Galaxy NGC 1068 reveals a powerful stream of X-rays emerging from its nucleus.
Credit: X-ray: NASA/CXC/MIT/UCSB/P.Ogle et al.; Optical: NASA/STScI/A.Capetti et al.
Aug 27, 2013
Supermassive black holes are said to generate galactic winds.
“Black holes are where God divided by zero.”
— Stephen Wright
In a previous Picture of the Day, It was suggested that X-ray jets from a galactic core were being accelerated by electric fields. A press release from the Chandra X-ray Observatory reports that “strong winds” are racing outward from the core of NGC 1068, a galaxy said to be 50 million light-years away in the constellation Cetus. The source of the winds is supposed to be an “average sized” supermassive black hole (SMBH) that is accelerating “hot gas” around its event horizon until gravity can no longer hold it in place. The gas is said to be heated by X-ray bursts from the SMBH, whereupon it is ejected along a tangential trajectory at an average velocity of 1.6 million kilometers per hour.
In the image at the top of the page, Chandra’s X-ray results are combined with those from the Hubble Space Telescope to illustrate the temperature differences between the galactic body and the jet of X-ray emitting material. The hot gas possesses a spectrographic temperature reading of over 100,000 Celsius, 20 times hotter than the surface of the Sun.
To say that gas can be heated until it gives off X-rays and “blows like a wind” betrays a serious lack of understanding, or a careless presentation of observations. No gas can remain intact at such temperatures because electrons will be stripped from the nuclei, causing it to change into the primal stock from which the Universe is made: plasma.
X-rays in space, no matter the source, are not created in gravity fields regardless of how strong they are theorized to be. Charged particles (plasma) accelerated by electric currents spiral in the resulting magnetic fields and shine in all high energy frequencies, extreme ultraviolet, X-rays, and sometimes gamma rays.
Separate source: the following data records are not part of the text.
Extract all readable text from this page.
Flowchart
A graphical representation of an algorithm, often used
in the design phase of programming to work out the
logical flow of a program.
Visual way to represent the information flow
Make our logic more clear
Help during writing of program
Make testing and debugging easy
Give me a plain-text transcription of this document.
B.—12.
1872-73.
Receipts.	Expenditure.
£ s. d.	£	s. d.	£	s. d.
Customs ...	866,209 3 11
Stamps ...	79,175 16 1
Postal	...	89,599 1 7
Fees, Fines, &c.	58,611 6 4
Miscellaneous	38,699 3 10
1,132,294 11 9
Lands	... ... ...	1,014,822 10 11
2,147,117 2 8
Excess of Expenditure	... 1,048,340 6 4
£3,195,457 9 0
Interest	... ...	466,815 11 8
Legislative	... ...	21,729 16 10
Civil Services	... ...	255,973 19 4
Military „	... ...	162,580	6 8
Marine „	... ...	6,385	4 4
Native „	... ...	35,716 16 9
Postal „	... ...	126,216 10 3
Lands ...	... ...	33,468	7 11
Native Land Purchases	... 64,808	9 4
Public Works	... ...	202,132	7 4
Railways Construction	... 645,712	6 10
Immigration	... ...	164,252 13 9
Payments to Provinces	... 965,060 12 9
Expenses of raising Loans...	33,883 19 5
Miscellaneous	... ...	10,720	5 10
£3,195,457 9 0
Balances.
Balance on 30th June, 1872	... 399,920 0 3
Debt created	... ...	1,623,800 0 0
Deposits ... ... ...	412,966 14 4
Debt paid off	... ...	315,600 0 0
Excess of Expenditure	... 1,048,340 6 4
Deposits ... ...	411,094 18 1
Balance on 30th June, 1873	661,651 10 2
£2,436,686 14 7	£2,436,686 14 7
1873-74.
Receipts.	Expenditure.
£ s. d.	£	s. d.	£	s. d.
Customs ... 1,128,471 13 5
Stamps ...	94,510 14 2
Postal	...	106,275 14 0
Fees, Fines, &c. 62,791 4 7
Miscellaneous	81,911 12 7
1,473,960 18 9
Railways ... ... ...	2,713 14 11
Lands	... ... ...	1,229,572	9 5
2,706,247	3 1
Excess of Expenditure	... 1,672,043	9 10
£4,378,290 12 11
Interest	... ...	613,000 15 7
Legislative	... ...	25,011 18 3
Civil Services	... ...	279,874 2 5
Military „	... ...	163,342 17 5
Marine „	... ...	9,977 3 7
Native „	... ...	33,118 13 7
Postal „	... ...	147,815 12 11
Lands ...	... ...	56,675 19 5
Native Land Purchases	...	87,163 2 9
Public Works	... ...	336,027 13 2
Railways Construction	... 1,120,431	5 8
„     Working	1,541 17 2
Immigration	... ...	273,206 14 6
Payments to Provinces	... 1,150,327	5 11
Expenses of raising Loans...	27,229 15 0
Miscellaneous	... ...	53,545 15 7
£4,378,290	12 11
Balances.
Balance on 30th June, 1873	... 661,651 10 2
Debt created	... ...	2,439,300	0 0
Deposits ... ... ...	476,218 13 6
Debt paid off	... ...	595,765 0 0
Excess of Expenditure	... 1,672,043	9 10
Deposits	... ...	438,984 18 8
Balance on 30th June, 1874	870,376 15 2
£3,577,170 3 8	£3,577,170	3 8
In a galactic circuit, electric power flows inward along the spiral arms where it is concentrated and stored in the central plasmoid, or galactic bulge. When it reaches a certain current density it discharges, usually out of the galaxy’s spin axis as an energetic jet of plasma. Laboratory experiments have replicated the phenomenon with a plasma focus device.
Electromagnetic forces confine those jets into thin filaments that remain coherent for thousands of light-years. Chandra’s observations of NGC 1068 indicate that material from the galactic core reaches more than 3000 light-years from its source, but that estimate could be off by a significant factor. Jets usually end in double layer lobes that extend for many times the size of the galaxy and radiate copiously in radio frequencies. The diffuse currents then flow toward the galaxy’s equatorial plane and spiral back into its nucleus.
Hannes Alfvén identified the “exploding double layer” as a new class of celestial object. It is double layers in space plasmas that form most of the unusual structures we see. Galactic jets, toroids, and glowing clouds are all examples of electricity flowing through dusty plasma confined within Birkeland currents that stretch across the light years.